Marcia Toito disse...

Eu bem que poderia te encontrar nun desses mercados que frequento,não é mesmo?

Pingo Doce,doces palavras.

obs.qualquer dia vou narrar uma das minhas história de mercado, heheeh, bjos!

IdoMind disse...

Fatinha

Ser espontâneo é sempre fácil, controlar isso é que acho que é mais difícil.
A resposta é sempre a mesma: temos de ser nós.
Beijos

IdoMind disse...

Ondinha

A vida é linda realmente.
E sabes, quando ia para casa ocorreu-me que pensamos tanto a vida que nos esquecemos de só senti-la.
Não temos de perceber tudo. E logo. É deixar que ela se mostre. Que os encontros aconteçam e dar o melhor de nós. Foi isso que aconteceu no Pingo Doce.

Havias de ver a cara do puto que estava na caixa :))))

Gosto muito muito de ti Ondinha
e também tens pinta de quem dá conversa a senhores das lampadas...

Cristina Paulo disse...

Ido...como tu também adoro ir fazer as compras bem tarde. Ás vezes não dá por ser mãe e fazer as coisas que as mães fazem...mas como a minha fada diz...eu sou uma mãe muito á frente lol
Conheço bem a terapia do chocolate heheheh a das gomas deixo-ta só para ti. Mas não há melhor terapia que a espontaneidade e a partilha verdadeira. São momentos em que se dá aquele clique e tudo muda, não há nada mais bonito que vermos o Sol nascer numa pessoa :)
e de volta ao terreno...acabaste de me lembrar que tenho de repor o stock de Tofu e Seitan :S
Mil sorrisos para ti
Namasté!

IdoMind disse...

Márcia

Não me importava de fazer umas comprinhas no Brasil, sobretudo em dias como estes que chove em Portugal!

Fico à espera das aventuras de "Márcia vai à compras..."

Beijinhos

IdoMind disse...

Siala

Minha linda!

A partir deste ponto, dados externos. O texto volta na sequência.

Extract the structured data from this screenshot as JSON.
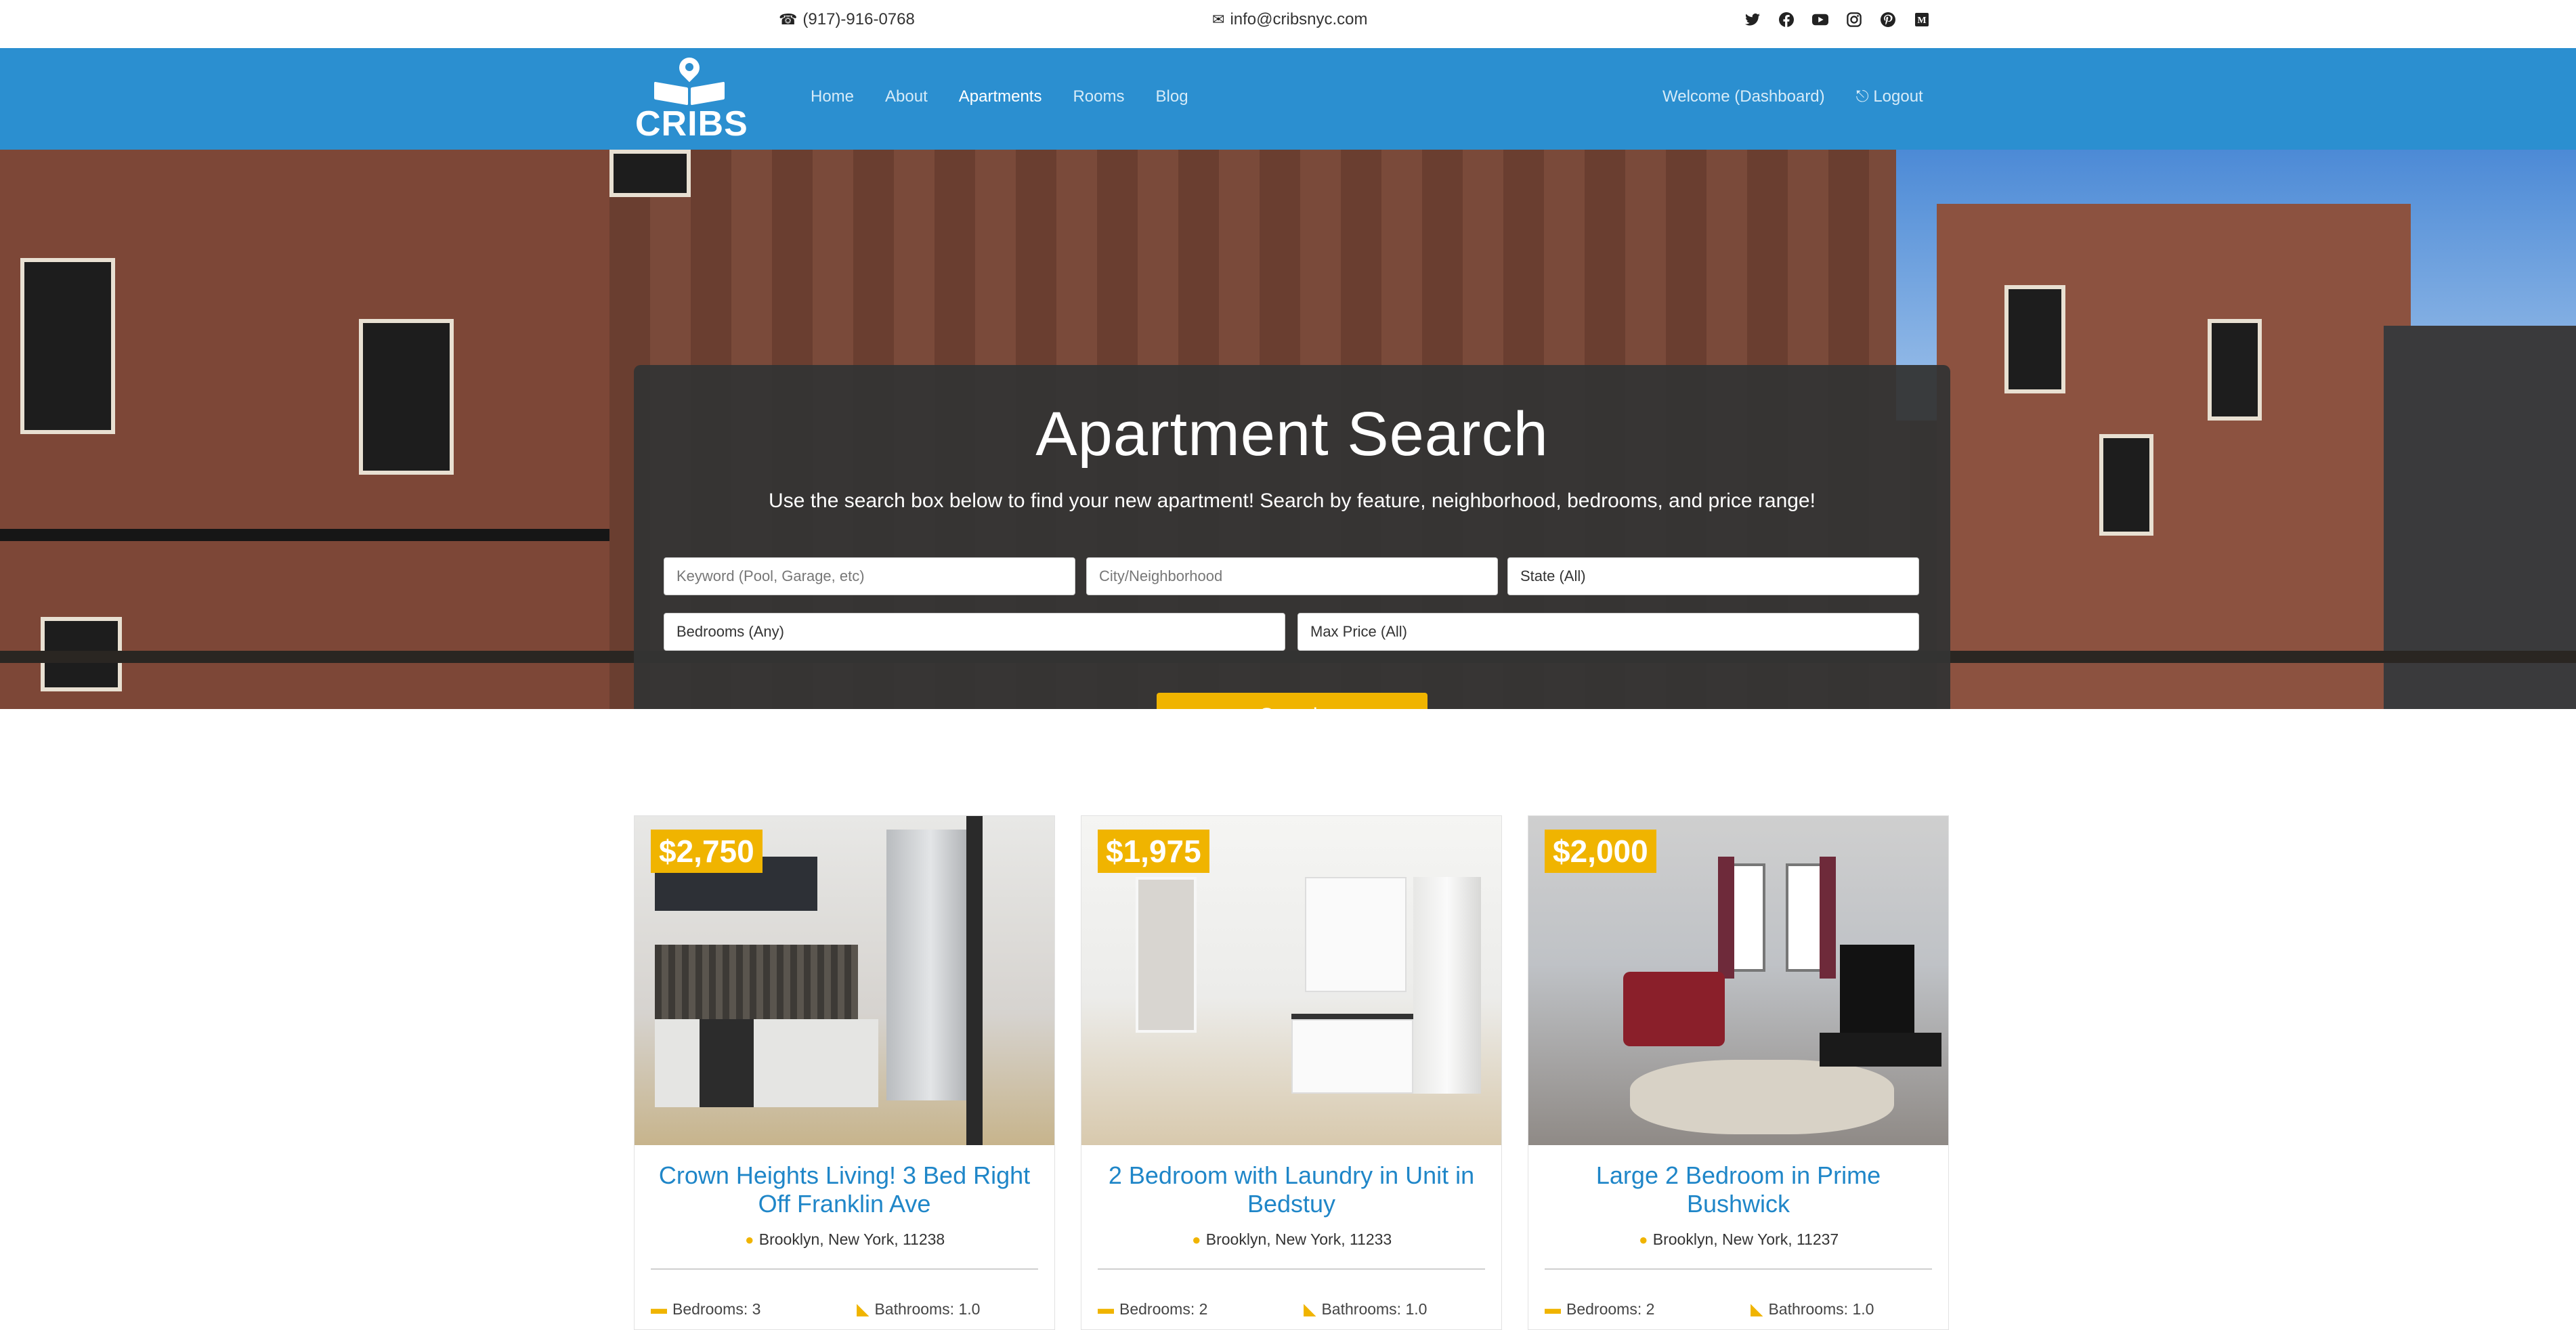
{
  "topbar": {
    "phone": "(917)-916-0768",
    "email": "info@cribsnyc.com",
    "socials": [
      "twitter-icon",
      "facebook-icon",
      "youtube-icon",
      "instagram-icon",
      "pinterest-icon",
      "medium-icon"
    ]
  },
  "nav": {
    "logo_text": "CRIBS",
    "links": [
      "Home",
      "About",
      "Apartments",
      "Rooms",
      "Blog"
    ],
    "active": "Apartments",
    "welcome": "Welcome (Dashboard)",
    "logout": "Logout"
  },
  "hero": {
    "title": "Apartment Search",
    "subtitle": "Use the search box below to find your new apartment! Search by feature, neighborhood, bedrooms, and price range!",
    "keyword_placeholder": "Keyword (Pool, Garage, etc)",
    "city_placeholder": "City/Neighborhood",
    "state_value": "State (All)",
    "bedrooms_value": "Bedrooms (Any)",
    "price_value": "Max Price (All)",
    "search_label": "Search"
  },
  "colors": {
    "primary": "#2b8fd0",
    "accent": "#f0b400",
    "panel": "#343434"
  },
  "listings": [
    {
      "price": "$2,750",
      "title": "Crown Heights Living! 3 Bed Right Off Franklin Ave",
      "location": "Brooklyn, New York, 11238",
      "bedrooms": "Bedrooms: 3",
      "bathrooms": "Bathrooms: 1.0"
    },
    {
      "price": "$1,975",
      "title": "2 Bedroom with Laundry in Unit in Bedstuy",
      "location": "Brooklyn, New York, 11233",
      "bedrooms": "Bedrooms: 2",
      "bathrooms": "Bathrooms: 1.0"
    },
    {
      "price": "$2,000",
      "title": "Large 2 Bedroom in Prime Bushwick",
      "location": "Brooklyn, New York, 11237",
      "bedrooms": "Bedrooms: 2",
      "bathrooms": "Bathrooms: 1.0"
    }
  ]
}
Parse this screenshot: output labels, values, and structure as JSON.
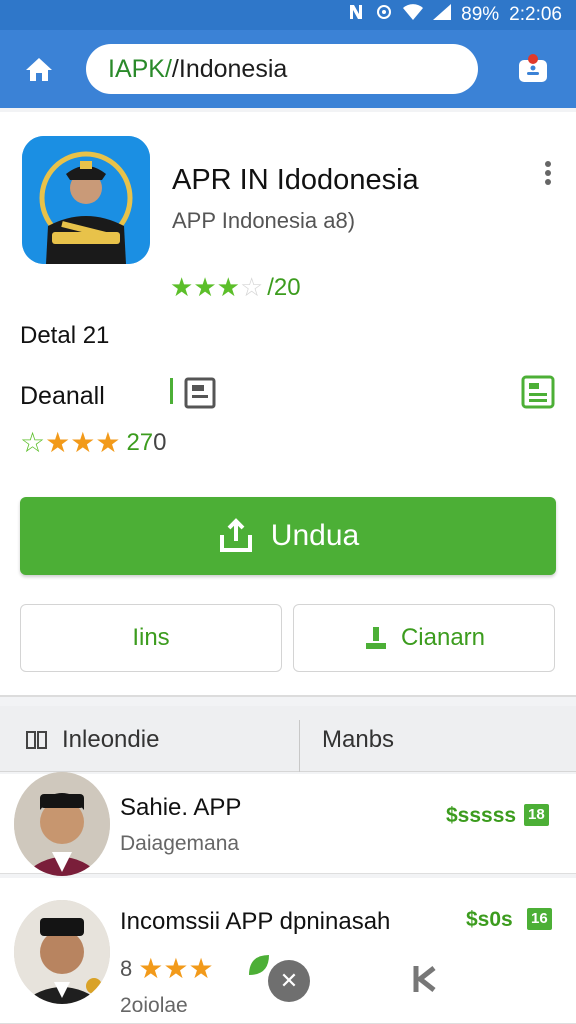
{
  "status_bar": {
    "battery": "89%",
    "time": "2:2:06"
  },
  "browser": {
    "url_prefix": "IAPK/",
    "url_rest": "/Indonesia"
  },
  "app": {
    "title": "APR IN Idodonesia",
    "subtitle": "APP Indonesia  a8)",
    "rating_text": "/20",
    "rating_stars": 3,
    "detail_label": "Detal 21",
    "download_label": "Deanall",
    "rating2_text_green": "27",
    "rating2_text_gray": "0",
    "rating2_stars": 3
  },
  "buttons": {
    "primary": "Undua",
    "left": "Iins",
    "right": "Cianarn"
  },
  "tabs": [
    {
      "label": "Inleondie"
    },
    {
      "label": "Manbs"
    }
  ],
  "list": [
    {
      "name": "Sahie. APP",
      "sub": "Daiagemana",
      "price": "$sssss",
      "badge": "18"
    },
    {
      "name": "Incomssii APP dpninasah",
      "sub": "2oiolae",
      "price": "$s0s",
      "badge": "16",
      "lead": "8",
      "stars": 3
    }
  ],
  "colors": {
    "status_bar": "#2f77c9",
    "app_bar": "#3b82d6",
    "accent_green": "#4caf36",
    "star_orange": "#f29a1a"
  }
}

Adoro ver-te por aqui.
A terapia do chocolate só é má porque depois obriga à terapia do ginásio..lol

E concordo, seríamos muito mais saudáveis se simplesmente fossemos espontâneos e nos déssemos à verdadeira partilha. Isto de escondermos quem somos...o chocolate é o menos...

E é bem bonito sentirmos o sol nascer em nós...

Um abraço e boas compras ;)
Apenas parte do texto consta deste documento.